Poetry News

The New Yorker Puts Two & Two Together: John Wieners, Meet John Updike

Originally Published: October 28, 2015

The New Yorker's Dan Chiasson looks at "The Boston Boys," by which he means poet John Wieners, whose posthumous collections Supplication: Selected Poems of John Wieners, has just been published by Wave Books, and Stars Seen In Person, Selected Journals out from City Lights...

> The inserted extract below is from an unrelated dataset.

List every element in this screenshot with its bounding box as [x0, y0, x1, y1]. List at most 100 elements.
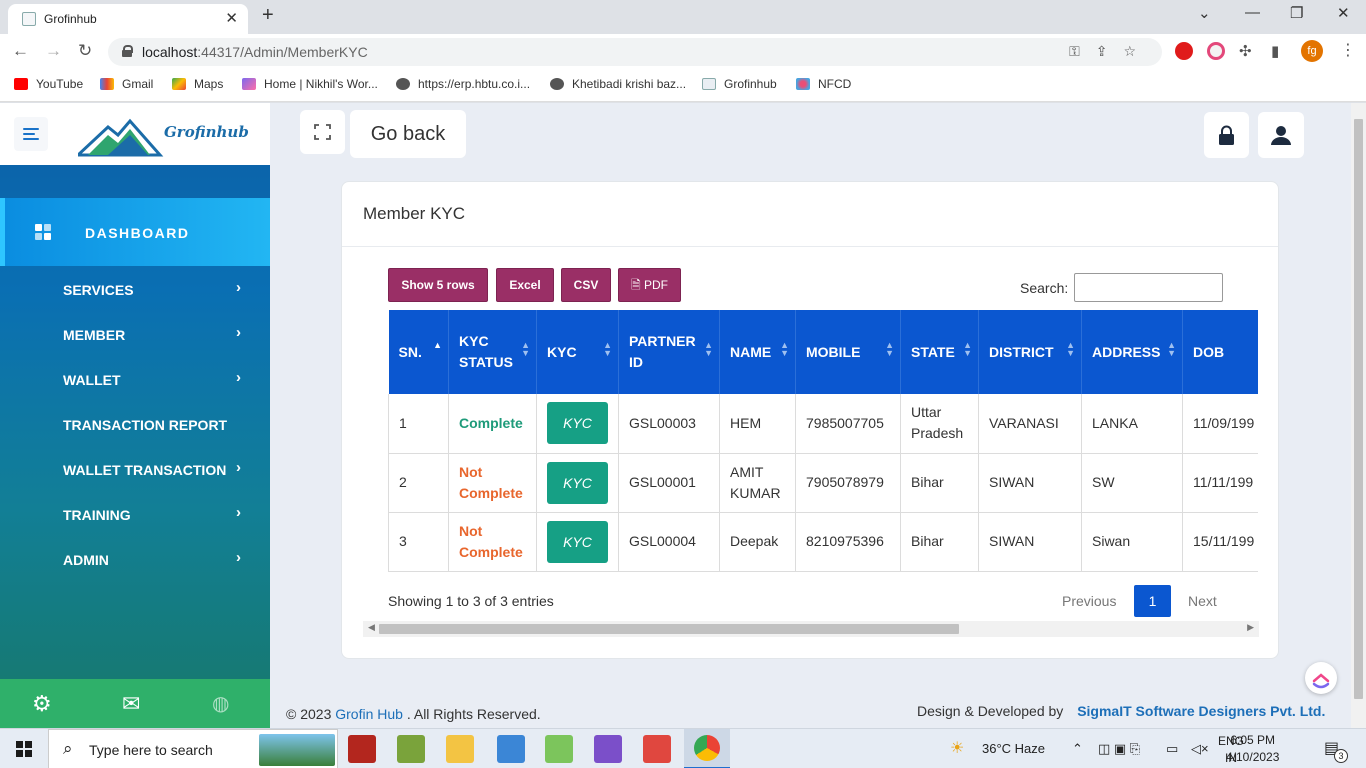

I was one of the non-bohemians who lived on the Hill in the nineteen-nineties, and I kept a keen eye out for Wieners, who was by then a folkloric creature, like the yeti or the headless horseman. Pictures of him from that era do not convince me that I never glimpsed him: he looks familiarly lost, generically grizzled, just like the homeless men who foraged under the Charles Street T station and got into wild, operatic quarrels while Wieners lingered “opposite the elevated railroad / tracks / at Cambridge street & Charles / when every hope burns to stinking inconsequence.”

Whenever Wieners was asked what sort of poet he was, he replied, “A Boston poet.”

...and John Updike, who wrote poetry? "No two human beings seem more different than Wieners and John Updike, a contemporary and a fellow-denizen of greater Boston, and yet the parcelling of the world into overlapping zones of propriety and perversity, and the use of poetry as a means of travelling between those regions, unite them. It is a common judgment of Updike that he seems to have written poems with one hand tied behind his back, while golfing and having sex with someone’s wife at the same time." Indeed. More from this piece below; find it all here.

There’s no reason to add to the slander and vitriol that get heaped upon Updike’s poems, mainly by upstart brats like me, every time an edition of them appears. Maybe it’s being middle-aged myself, or my memory of seeing the great man walking alone on the beach, not long before he died, looking serene, even beatific, but Updike’s “Selected Poems” (Knopf), edited by Christopher Carduff, strikes me as a book that anybody who loves Updike, or poetry, or Cape Ann—or, for that matter, golf or sex—should read. That should cover more or less everybody.

Perhaps because poetry’s readership is smaller than fiction’s, or because one can always hide behind the screen of forms and personae (or shame someone who peers behind the screen), Updike’s poems seem, if anything, more intimate than his sometimes uncomfortably confiding fiction, as though even the very light disguises of his most revealing books—“Couples,” or the late novel “In the Beauty of the Lilies,” for example—were shed. I suspect that Updike liked the paradox of writing so nakedly in a style nevertheless quilted with exquisite verbiage. If you’ve decided that poetry is really life steeped or fermented in language, you have to find examples of life ever plainer, uglier, more prone to being skipped by literature. But the additive of Updike’s style works in only one way, upping the quotient of mellow beauty or manageable melancholy wherever we go, from Vermont to Waikiki, and whatever is described, whether forsythia or Frankie Laine. His poems sometimes feel like adjuncts of his stories, evincing a fiction writer’s delight in details that exist outside the crewelwork of storytelling; crumbs, one-offs, outtakes. A poem can suspend in its own substance moments in time that, in a short story or a novel, would be jettisoned unless they strengthened the over-all narrative web.

Updike’s poems are not trifles; he could be surprisingly formally ambitious, even experimental. The problem is that all of his poems about strain, discomfort, and regret cheer him, and we don’t associate cheer with great poetry. The poems often feel like the by-products of the happy diversion they provided their author while he was writing them, an effect most striking when it seems least intended.